Getting ready for a cold weekend here in Maryland, so posting a nice hot stew recipe. Plus it's a time saver for Sunday dinner since the Ravens are in the playoffs.
1 large white onion, chopped
1 cup celery, sliced
1 cup carrots, sliced
1 cup cabbage, diced
2 lb. eye roast, cubed and prepped
2 tbsp. Italian seasonings
1 tsp. thyme
1 tsp. black pepper
2 bay leaves
3 red potatoes, cut into bite sized pieces
1 cup red wine
2 cans Rotel tomatoes
1 can Campbells tomato soup
3 tbsp. beef base
2 cups water
3 cups frozen mixed vegetables of choice
Place cubed beef in a freezer bag and add 1/2 cup flour, and 1 tsp. of each(salt, pepper, onion powder, garlic powder and Goya Adobao All Purpose Seasoning(optional)). Shake until thoughly mixed and covered.

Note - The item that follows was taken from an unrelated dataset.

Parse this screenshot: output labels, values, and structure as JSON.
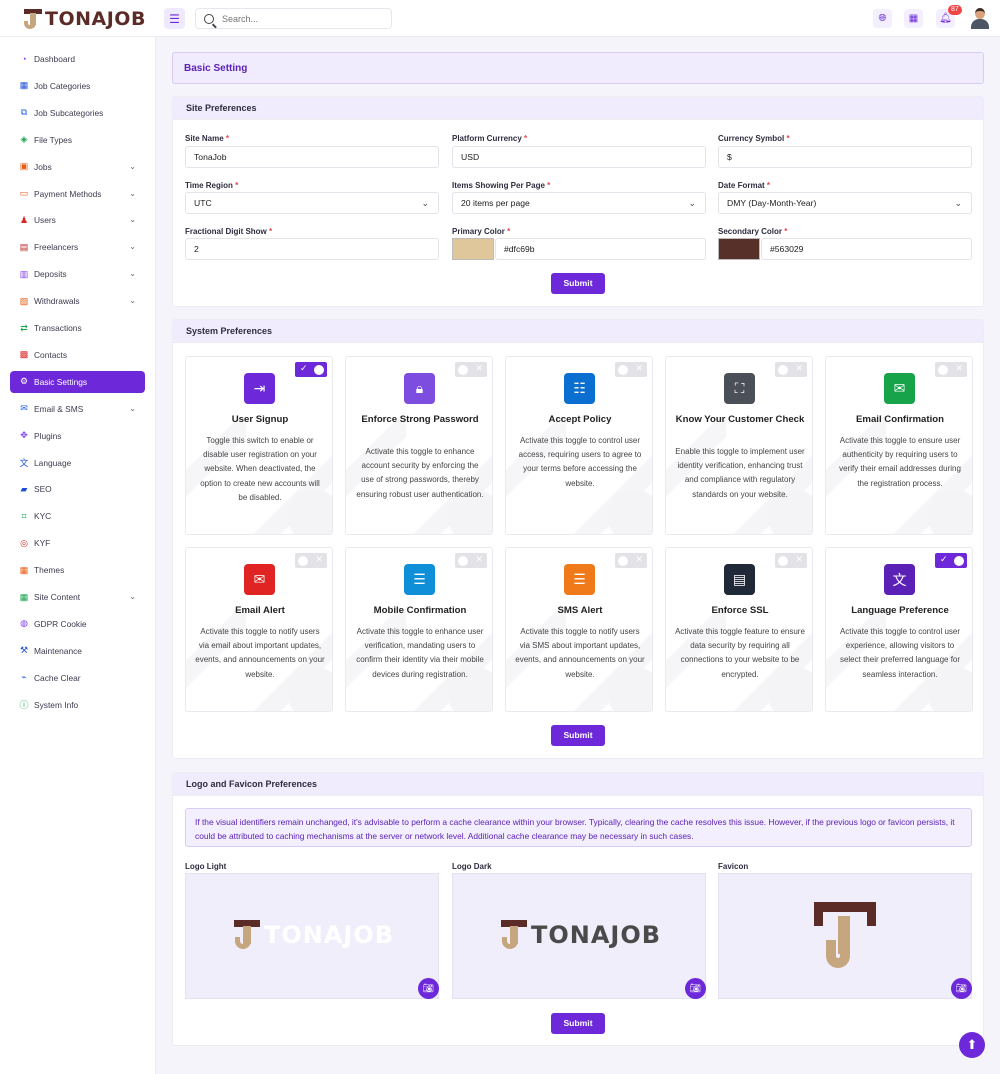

Saute vegetables in olive oil over medium high heat. After about 6 minutes, add beef and turn up heat slightly. Stir constantly until beef is browned. Add seasonings and cook for 2 minutes. Add rest of ingredients except frozen vegetables and bring to a boil. Reduce heat and simmer 2-3 hours or until beef is tender. Add your choice of frozen vegetables. I can't eat peas so I just add corn and green beans. Serve with biscuits or bread.